Lucine Horn describes obtaining false papers to assume the identity of an "Aryan" outside the Warsaw ghetto

Lucine was born to a Jewish family in Lublin. Her father was a court interpreter and her mother was a dentist. War began with the German invasion of Poland on September 1, 1939. Lucine's home was raided by German forces shortly thereafter. Soon after the German occupation of Lublin, Jews there were forced to wear a compulsory badge identifying them as Jews. A ghetto in Lublin was closed off in January 1942. Lucine survived a series of killing campaigns and deportations from the ghetto during March and April of the same year. Those who held valid labor cards were moved to a new ghetto in April 194—-the Majdan Tatarski ghetto, near the Majdanek killing center. Lucine escaped from Majdan Tatarski in November 1942, the month the Germans liquidated the ghetto. She eventually made her way to Warsaw where she first entered the ghetto and then went into hiding on the "Aryan" side. Lucine was liberated in January 1945.

Transcript

Uh, there were priests in, um, in churches that were selling birth certificates of somebody more or less the same age as I was, of people that died and maybe their death wasn't registered properly. And I could obtain a, a birth certificate of that person and therefore I would assume the identity of that person.
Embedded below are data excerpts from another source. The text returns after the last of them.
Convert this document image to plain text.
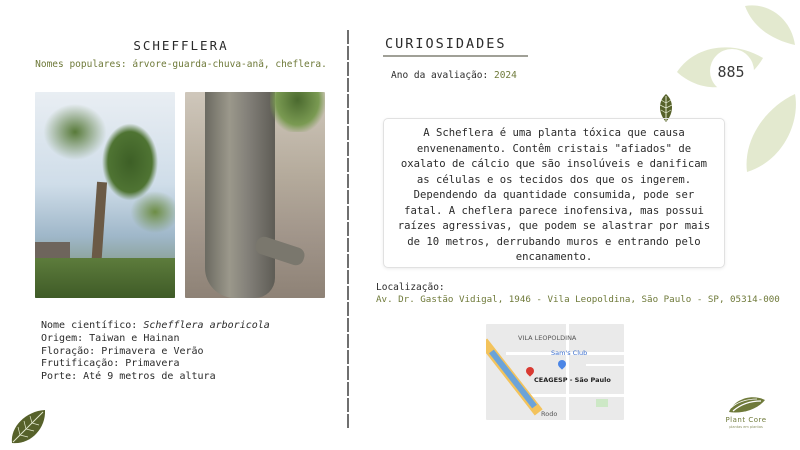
SCHEFFLERA
Nomes populares: árvore-guarda-chuva-anã, cheflera.
Nome científico: Schefflera arboricola
Origem: Taiwan e Hainan
Floração: Primavera e Verão
Frutificação: Primavera
Porte: Até 9 metros de altura
CURIOSIDADES
Ano da avaliação: 2024
A Scheflera é uma planta tóxica que causa envenenamento. Contêm cristais "afiados" de oxalato de cálcio que são insolúveis e danificam as células e os tecidos dos que os ingerem. Dependendo da quantidade consumida, pode ser fatal. A cheflera parece inofensiva, mas possui raízes agressivas, que podem se alastrar por mais de 10 metros, derrubando muros e entrando pelo encanamento.
Localização:
Av. Dr. Gastão Vidigal, 1946 - Vila Leopoldina, São Paulo - SP, 05314-000
VILA LEOPOLDINA
Sam's Club
CEAGESP - São Paulo
Rodo
885
Plant Core
plantas em plantas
And if I would have a real certificate, birth certificate from a church, I could go to a, uh, office, a German office, which, which issues—there was a Kenn...called a Kennkarte [identity card], it was like a passport, and everybody had to have that, and I can obtain, if I have enough guts, I can obtain this paper, which will, which I would need to, to, to show them that I am an Aryan, which really I did. This, this what happened: they were helping me to, to try to maintain my identity as an Aryan, and I went to this office and I got my, my paper, so I became this, this Lucina Stryevska [ph], who actually was three years or four years older than I was, but I had to assume her birth date. And I was her.